Le second dispose qu’ “aucune information concernant personnellement un salarié ne peut être collectée par un dispositif qui n’a pas été porté préalablement à sa connaissance“. En France, le salarié doit nécessairement être mis au courant, avant le début de la surveillance des mails personnels, que ses échanges privés vont faire l’objet d’une collecte. Dans le cas sur lequel la CEDH a dû se prononcer, le salarié n’a découvert que ses mails privés avaient été surveillés qu’à l’issue de ce contrôle. La CNIL indique que l’information des employés doit leur permettre de connaître les finalités de la surveillance, les destinataires des informations collectées, l’existence de leur droit d’opposition pour motif légitime, et l’existence de leurs droits d’accès et de rectification. Une entreprise peut par exemple mettre en place, après en avoir informé ses employés, un outil destiné à mesurer la fréquence d’envois de mails ou le volume des communications.
Rappelons qu’outre ces dispositions du code du travail, la violation du droit à la vie privée peut être punie d’une amende allant jusqu’à 300 000€ accompagnée de 5 ans de prison au maximum. La consultation frauduleuse de mails personnels par l’employeur n’est donc pas un acte pris à la légère par le droit français.
L’existence de conditions cumulatives et de mesures pénales incite donc au respect de la vie privée, et donc des communications personnelles des salariés. Cependant, des exceptions existent et permettent aux employeurs d’accéder, dans des cas bien précis, aux messages privés de leurs employés.
A quel moment l’employeur peut-il surveiller les mails privés des salariés ?
Avant d’évoquer les exceptions au contrôle des messages électroniques personnels du salarié par l’employeur, il est important de faire une distinction. Il faut bien différencier la messagerie personnelle (propre au salarié) et la messagerie professionnelle (mise à disposition par l’entreprise). La messagerie personnelle est intégralement sanctuarisée et protégée par le droit au respect de la vie privée : l’employeur ne peut à aucun moment y avoir accès. En revanche, tous les mails reçus ou envoyés par le salarié depuis sa messagerie professionnelle sont par défaut des messages à caractère professionnel. Or, l’employeur a toute latitude pour consulter les mails professionnels de ses employés.
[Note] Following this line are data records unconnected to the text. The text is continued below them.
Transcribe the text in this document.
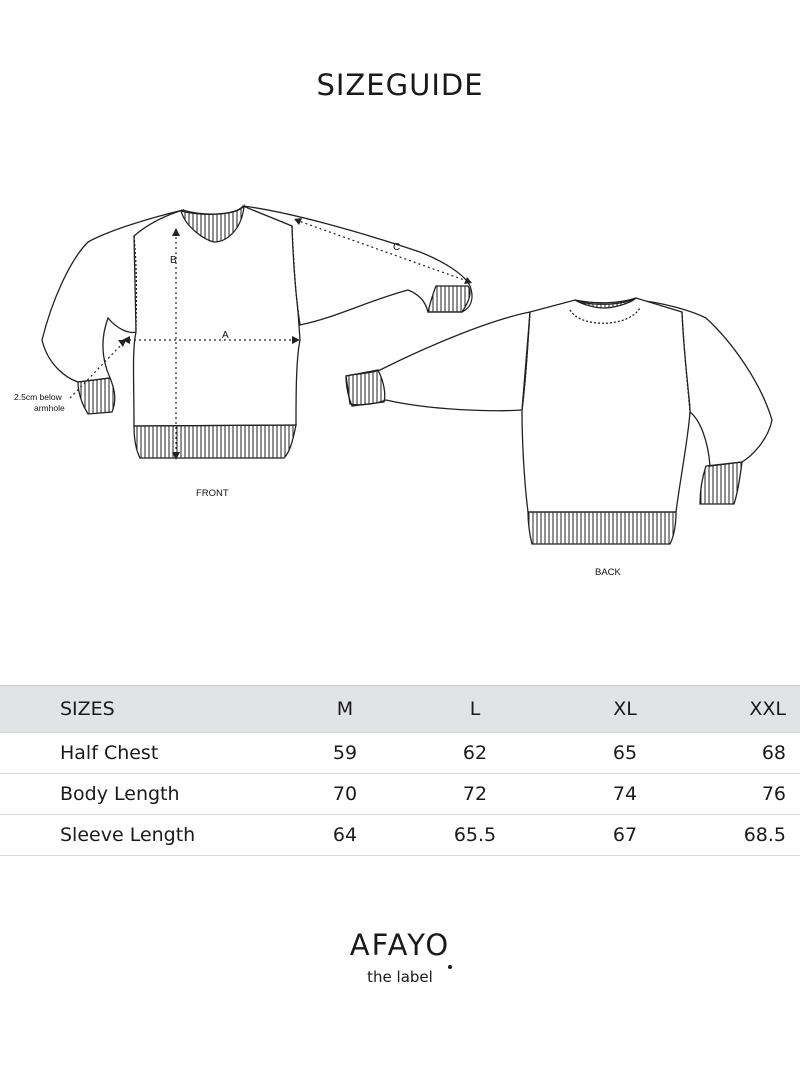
SIZEGUIDE
B
A
C
2.5cm below
armhole
FRONT
BACK
SIZES	M	L	XL	XXL
Half Chest	59	62	65	68
Body Length	70	72	74	76
Sleeve Length	64	65.5	67	68.5
AFAYO
the label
Pour qu’un mail envoyé ou reçu par le biais de la messagerie professionnelle revête le caractère privé, il est impératif que son intitulé le montre bien. C’est ainsi que la jurisprudence française a tranché en 2010 en précisant que des mails envoyés avec l’outil informatique mis à disposition par l’employeur sont présumés avoir un caractère professionnel sauf si le salarié les identifie comme personnels. L’objet du mail devrait donc être “Privé” ou “Personnel” pour que l’employeur soit soumis au respect du droit à la vie privée de ses salariés.
L’interdiction de principe de consulter les mails privés peut toutefois être écartée en cas de “risque ou d’événement particulier”. Le juge considère en effet que si des circonstances particulières sont démontrées, les messages privés des salariés peuvent être consultés en l’absence des salariés. En revanche, en dehors de toute situation particulière, il est nécessaire de procéder à l’accès aux messages privés du salarié qu’une fois celui-ci présent, ou dûment appelé.
Deux autres cas permettent à l’employeur de surveiller les mails privés de ses salariés : en cas d’enquête judiciaire, ou si la justice a spécialement autorisé l’employeur à accéder aux messages personnels.
Finalement, l’arrêt de la CEDH vient seulement confirmer que la surveillance des messages privés des salariés ne peut intervenir qu’en dernier recours et ne peut être qu’une exception au principe du respect de la vie privée. Sa portée est plus européenne que française : en effet, les législations nationales non conformes vont devoir s’adapter à ce cadre protecteur.